I just read the recent Wall Street Journal article New Course in College Costs and was struck by how much things have changed.

With college costs increasing so much since 1990 (150%) and federal aid rising even more (242%), it’s hard to believe there’s no connection. Whether costs have skyrocketed due to market demand only (as some say), or whether it’s because the government has gotten so deeply involved, one thing is sure: college debt has risen dramatically.

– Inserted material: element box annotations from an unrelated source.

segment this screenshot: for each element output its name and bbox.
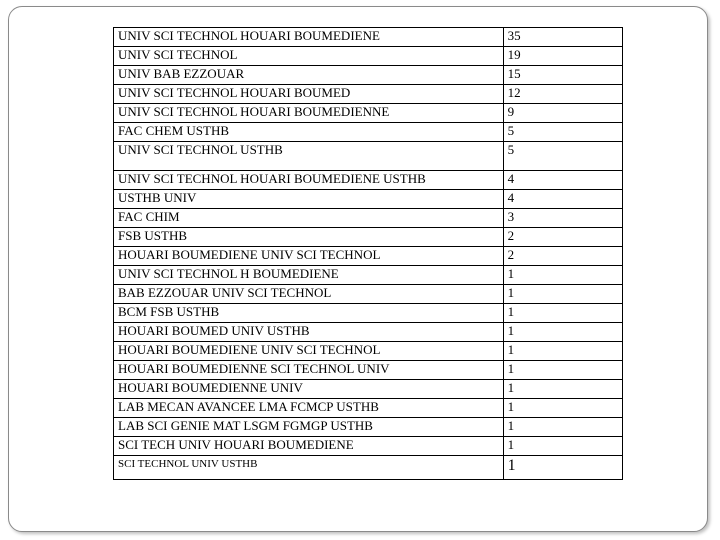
table-row: [114, 247, 623, 266]
affiliation-name: LAB SCI GENIE MAT LSGM FGMGP USTHB: [114, 418, 504, 437]
affiliation-name: UNIV SCI TECHNOL H BOUMEDIENE: [114, 266, 504, 285]
affiliation-count: 3: [503, 209, 622, 228]
affiliation-name: USTHB UNIV: [114, 190, 504, 209]
affiliation-count: 1: [503, 380, 622, 399]
affiliation-count: 1: [503, 285, 622, 304]
affiliation-count: 2: [503, 228, 622, 247]
affiliation-name: FAC CHIM: [114, 209, 504, 228]
table-row: [114, 190, 623, 209]
affiliation-name: SCI TECH UNIV HOUARI BOUMEDIENE: [114, 437, 504, 456]
affiliation-name: UNIV BAB EZZOUAR: [114, 66, 504, 85]
table-row: [114, 171, 623, 190]
affiliation-name: UNIV SCI TECHNOL: [114, 47, 504, 66]
affiliation-count: 5: [503, 123, 622, 142]
affiliation-name: HOUARI BOUMEDIENE UNIV SCI TECHNOL: [114, 342, 504, 361]
affiliation-name: HOUARI BOUMEDIENNE UNIV: [114, 380, 504, 399]
affiliation-count: 15: [503, 66, 622, 85]
affiliation-table-body: [114, 28, 623, 480]
affiliation-table: [113, 27, 623, 480]
table-row: [114, 142, 623, 171]
affiliation-count: 1: [503, 361, 622, 380]
slide-frame: [8, 6, 708, 532]
affiliation-count: 12: [503, 85, 622, 104]
affiliation-count: 4: [503, 190, 622, 209]
affiliation-name: UNIV SCI TECHNOL HOUARI BOUMEDIENE: [114, 28, 504, 47]
affiliation-name: SCI TECHNOL UNIV USTHB: [114, 456, 504, 480]
affiliation-name: HOUARI BOUMEDIENE UNIV SCI TECHNOL: [114, 247, 504, 266]
affiliation-count: 4: [503, 171, 622, 190]
table-row: [114, 47, 623, 66]
table-row: [114, 228, 623, 247]
affiliation-count: 2: [503, 247, 622, 266]
table-row: [114, 456, 623, 480]
affiliation-name: UNIV SCI TECHNOL HOUARI BOUMEDIENE USTHB: [114, 171, 504, 190]
affiliation-name: HOUARI BOUMEDIENNE SCI TECHNOL UNIV: [114, 361, 504, 380]
table-row: [114, 209, 623, 228]
table-row: [114, 285, 623, 304]
table-row: [114, 304, 623, 323]
table-row: [114, 323, 623, 342]
table-row: [114, 104, 623, 123]
affiliation-count: 1: [503, 342, 622, 361]
table-row: [114, 66, 623, 85]
table-row: [114, 85, 623, 104]
affiliation-name: UNIV SCI TECHNOL USTHB: [114, 142, 504, 171]
affiliation-count: 1: [503, 399, 622, 418]
affiliation-count: 1: [503, 266, 622, 285]
affiliation-count: 19: [503, 47, 622, 66]
affiliation-count: 5: [503, 142, 622, 171]
affiliation-name: FSB USTHB: [114, 228, 504, 247]
affiliation-count: 35: [503, 28, 622, 47]
table-row: [114, 380, 623, 399]
affiliation-count: 1: [503, 304, 622, 323]
table-row: [114, 418, 623, 437]
affiliation-count: 9: [503, 104, 622, 123]
affiliation-count: 1: [503, 456, 622, 480]
table-row: [114, 123, 623, 142]
affiliation-count: 1: [503, 323, 622, 342]
table-row: [114, 361, 623, 380]
affiliation-name: UNIV SCI TECHNOL HOUARI BOUMED: [114, 85, 504, 104]
table-row: [114, 266, 623, 285]
affiliation-name: HOUARI BOUMED UNIV USTHB: [114, 323, 504, 342]
affiliation-name: FAC CHEM USTHB: [114, 123, 504, 142]
affiliation-name: UNIV SCI TECHNOL HOUARI BOUMEDIENNE: [114, 104, 504, 123]
affiliation-count: 1: [503, 437, 622, 456]
affiliation-name: BCM FSB USTHB: [114, 304, 504, 323]
affiliation-name: BAB EZZOUAR UNIV SCI TECHNOL: [114, 285, 504, 304]
affiliation-name: LAB MECAN AVANCEE LMA FCMCP USTHB: [114, 399, 504, 418]
affiliation-count: 1: [503, 418, 622, 437]
table-row: [114, 342, 623, 361]
table-row: [114, 437, 623, 456]
table-row: [114, 399, 623, 418]
table-row: [114, 28, 623, 47]
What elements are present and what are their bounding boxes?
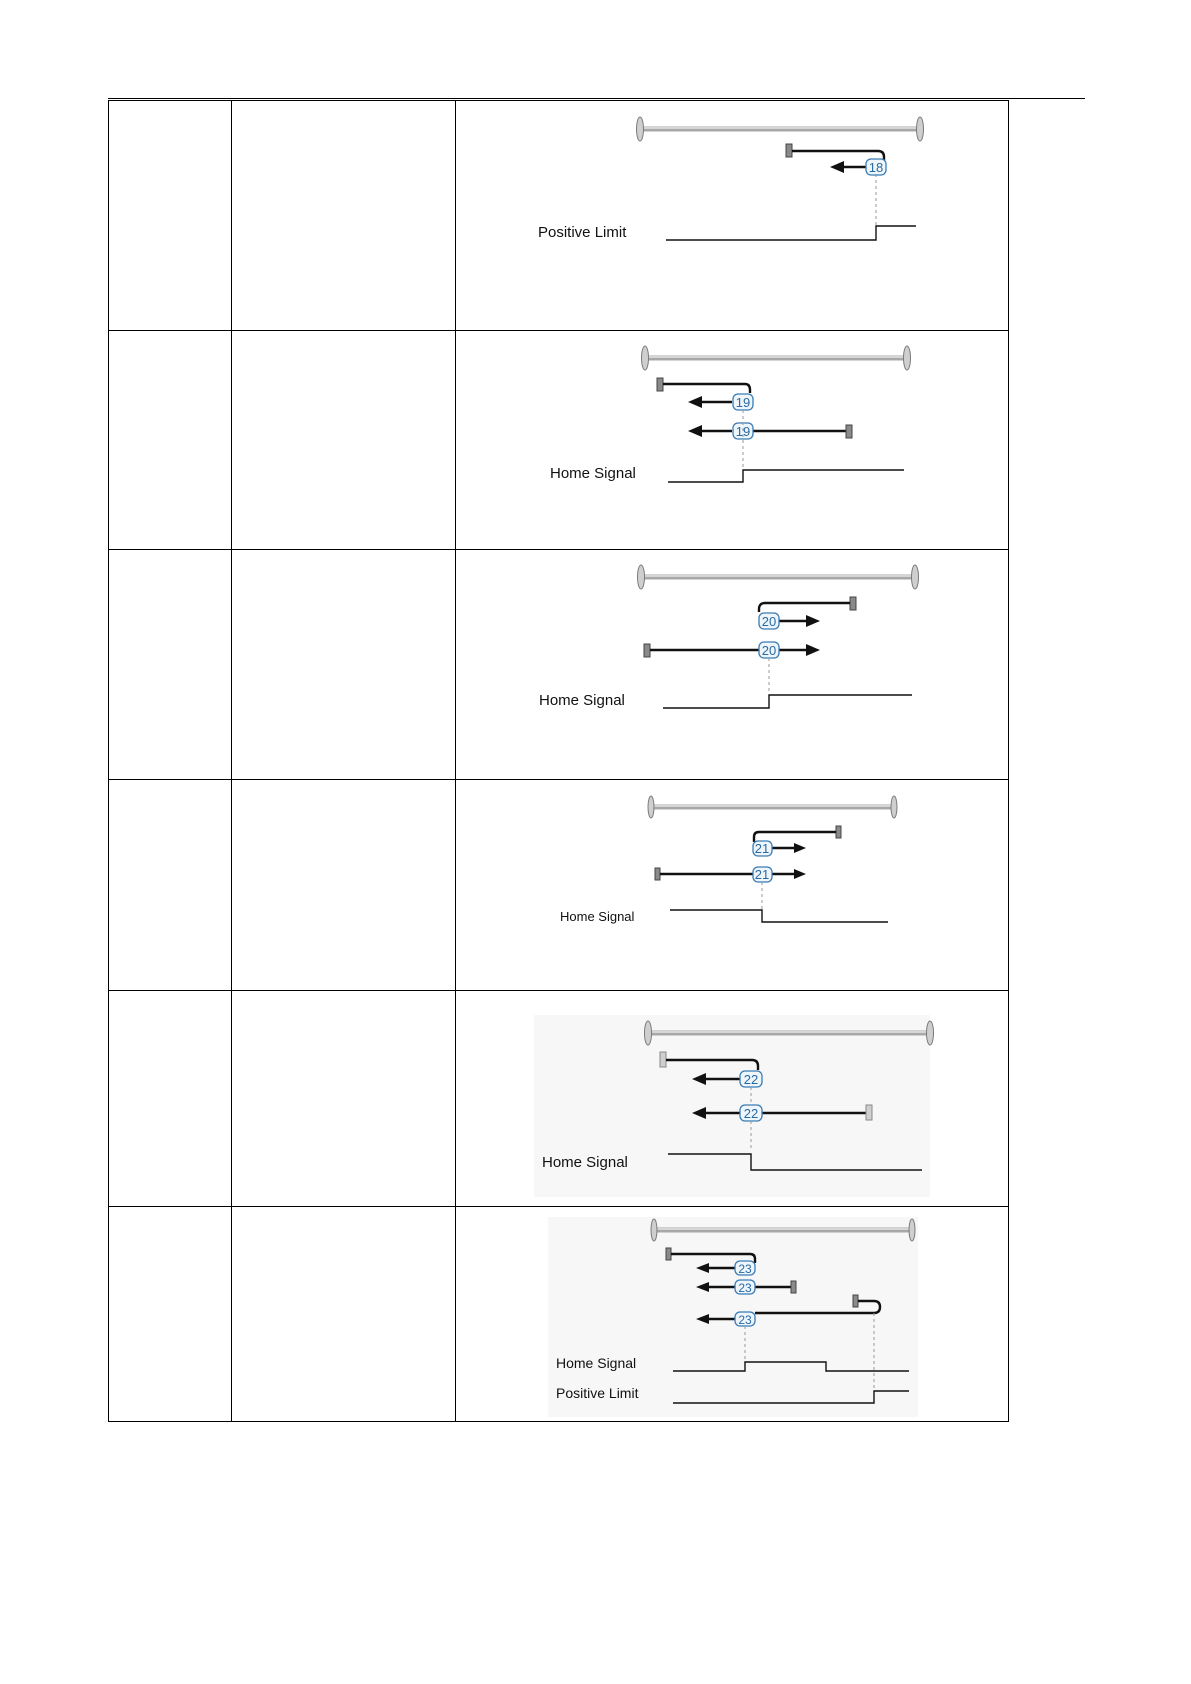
home-signal bbox=[663, 695, 912, 708]
method-badge bbox=[866, 159, 886, 175]
negative-end-stop bbox=[645, 1021, 652, 1045]
negative-end-stop bbox=[637, 117, 644, 141]
empty-cell bbox=[232, 991, 456, 1207]
homing-diagram-19 bbox=[456, 331, 1008, 549]
start-marker bbox=[657, 378, 663, 391]
empty-cell bbox=[109, 550, 232, 780]
motion-path bbox=[663, 384, 750, 393]
svg-text:19: 19 bbox=[735, 395, 751, 410]
homing-diagram-18 bbox=[456, 101, 1008, 330]
start-marker bbox=[836, 826, 841, 838]
homing-diagram-21 bbox=[456, 780, 1008, 990]
svg-text:22: 22 bbox=[743, 1106, 759, 1121]
positive-end-stop bbox=[917, 117, 924, 141]
negative-end-stop bbox=[638, 565, 645, 589]
homing-diagram-23 bbox=[456, 1207, 1008, 1421]
svg-text:21: 21 bbox=[754, 867, 770, 882]
start-marker bbox=[655, 868, 660, 880]
homing-diagram-20 bbox=[456, 550, 1008, 779]
home-signal bbox=[670, 910, 888, 922]
arrow-right-icon bbox=[806, 644, 820, 656]
signal-label: Positive Limit bbox=[556, 1385, 639, 1401]
home-signal bbox=[668, 470, 904, 482]
method-badge bbox=[753, 841, 772, 856]
svg-text:21: 21 bbox=[754, 841, 770, 856]
method-badge bbox=[735, 1312, 755, 1327]
method-badge bbox=[759, 642, 779, 658]
homing-diagram-22 bbox=[456, 991, 1008, 1206]
method-badge bbox=[740, 1071, 762, 1087]
svg-text:20: 20 bbox=[761, 643, 777, 658]
negative-end-stop bbox=[651, 1219, 657, 1241]
start-marker bbox=[786, 144, 792, 157]
start-marker bbox=[666, 1248, 671, 1260]
negative-end-stop bbox=[642, 346, 649, 370]
method-badge bbox=[735, 1280, 755, 1295]
svg-text:23: 23 bbox=[738, 1281, 752, 1295]
diagram-cell bbox=[456, 780, 1009, 991]
empty-cell bbox=[232, 1207, 456, 1422]
signal-label: Home Signal bbox=[542, 1154, 628, 1171]
method-badge bbox=[759, 613, 779, 629]
start-marker bbox=[850, 597, 856, 610]
empty-cell bbox=[232, 780, 456, 991]
arrow-right-icon bbox=[794, 843, 806, 853]
table-row bbox=[109, 1207, 1009, 1422]
signal-label: Home Signal bbox=[539, 692, 625, 709]
method-badge bbox=[733, 394, 753, 410]
table-row bbox=[109, 331, 1009, 550]
empty-cell bbox=[232, 101, 456, 331]
diagram-cell bbox=[456, 101, 1009, 331]
negative-end-stop bbox=[648, 796, 654, 818]
signal-label: Home Signal bbox=[550, 465, 636, 482]
arrow-right-icon bbox=[794, 869, 806, 879]
motion-path bbox=[759, 603, 850, 612]
signal-label: Positive Limit bbox=[538, 224, 627, 241]
svg-text:23: 23 bbox=[738, 1313, 752, 1327]
table-row bbox=[109, 991, 1009, 1207]
start-marker bbox=[660, 1052, 666, 1067]
diagram-cell bbox=[456, 550, 1009, 780]
start-marker bbox=[644, 644, 650, 657]
start-marker bbox=[791, 1281, 796, 1293]
positive-end-stop bbox=[927, 1021, 934, 1045]
signal-label: Home Signal bbox=[556, 1355, 637, 1371]
positive-end-stop bbox=[904, 346, 911, 370]
start-marker bbox=[846, 425, 852, 438]
svg-text:22: 22 bbox=[743, 1072, 759, 1087]
empty-cell bbox=[109, 331, 232, 550]
method-badge bbox=[753, 867, 772, 882]
method-badge bbox=[735, 1261, 755, 1276]
header-rule bbox=[108, 98, 1085, 99]
svg-text:19: 19 bbox=[735, 424, 751, 439]
arrow-left-icon bbox=[688, 425, 702, 437]
arrow-left-icon bbox=[830, 161, 844, 173]
positive-end-stop bbox=[891, 796, 897, 818]
arrow-right-icon bbox=[806, 615, 820, 627]
signal-label: Home Signal bbox=[560, 909, 635, 924]
empty-cell bbox=[109, 780, 232, 991]
svg-text:20: 20 bbox=[761, 614, 777, 629]
method-badge bbox=[740, 1105, 762, 1121]
empty-cell bbox=[109, 991, 232, 1207]
table-row bbox=[109, 101, 1009, 331]
empty-cell bbox=[232, 550, 456, 780]
svg-text:18: 18 bbox=[868, 160, 884, 175]
empty-cell bbox=[232, 331, 456, 550]
table-row bbox=[109, 550, 1009, 780]
positive-end-stop bbox=[912, 565, 919, 589]
empty-cell bbox=[109, 101, 232, 331]
homing-methods-table bbox=[108, 100, 1009, 1422]
arrow-left-icon bbox=[688, 396, 702, 408]
positive-limit-signal bbox=[666, 226, 916, 240]
table-row bbox=[109, 780, 1009, 991]
positive-end-stop bbox=[909, 1219, 915, 1241]
start-marker bbox=[866, 1105, 872, 1120]
diagram-cell bbox=[456, 331, 1009, 550]
diagram-cell bbox=[456, 991, 1009, 1207]
start-marker bbox=[853, 1295, 858, 1307]
svg-text:23: 23 bbox=[738, 1262, 752, 1276]
diagram-cell bbox=[456, 1207, 1009, 1422]
empty-cell bbox=[109, 1207, 232, 1422]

When my husband and I attended the university where we met, he was from in-state and I was from out-of-state. Compared to today, the price of tuition was a bargain for both of us, but to help pay for our expenses, we had to work during the school year and of course the summer. We got no federal aid — grants or loans. He was a sandwich maker at Sadlack’s Deli, located near Hector’s Restaurant on the corner of Henderson St. and Franklin St. I worked at Spanky’s, on the corner of Franklin and Columbia, and at the Carolina Coffee Shop, a Chapel Hill landmark and institution. Both restaurants are still open and neither have changed that much.

I was a waitress at the CCS in the late seventies while Byron Freeman owned it, and I’ve read that writer David Sedaris was also one of his employees a few years earlier. Serving breakfast, lunch and dinner as classical music played in the background, the Carolina Coffee Shop was a coffee shop before coffee shops were cool. Graduate students hung out there in groups or alone; couples went there on dates, and all kinds of students and families waited in line for a table on weekend mornings. I worked twenty hours or so a week and once served Chapel Hill visitor Alan Alda and some of his friends.

For a time, I juggled shifts at the CCS and Spanky’s to make as much money as I could while a full-time student at the university. Before we graduated, both my husband and I also worked (at different times) at another restaurant, the Country Squire, a steakhouse located between Chapel Hill and Durham; it was closed and torn down when I-40 was built where it stood.

I was able to go to France for my junior year and attend Université Paul Valéry because I was charged North Carolina, in-state tuition. Though I traveled throughout that year, I did it cheaply and watched my expenses. I never even considered going into debt to go to college, and I didn’t know many students who did.

Now, graduating with a college loan to pay off is almost ordinaire. I find that very troubling and wonder how people deal with it. When my husband and I graduated in the early 80s, we had little money but no debt. We got jobs, lived on a shoestring, and got married young, happy to be together and independent. With college costs so high today, who can work through college, pay for most of it themselves and graduate in four years with no debt? There just doesn’t seem to be a good raison why things have to be the way they are.*

When I was a student, few UNC dorms had air conditioning, not everyone owned a typewriter (I didn’t), and Michael Jordan played in Carmichael Auditorium. Professors were paid less and worked more, and fewer administrators filled offices. I suppose things have really changed.

One thing that hasn’t changed, though: you still have to pay back what you owe.

*Earlier this year, I read Higher Education?: How Colleges Are Wasting Our Money and Failing Our Kids—and What We Can Do About It by Andrew Hacker. The author examines the system and makes some very good recommendations. I hope things change.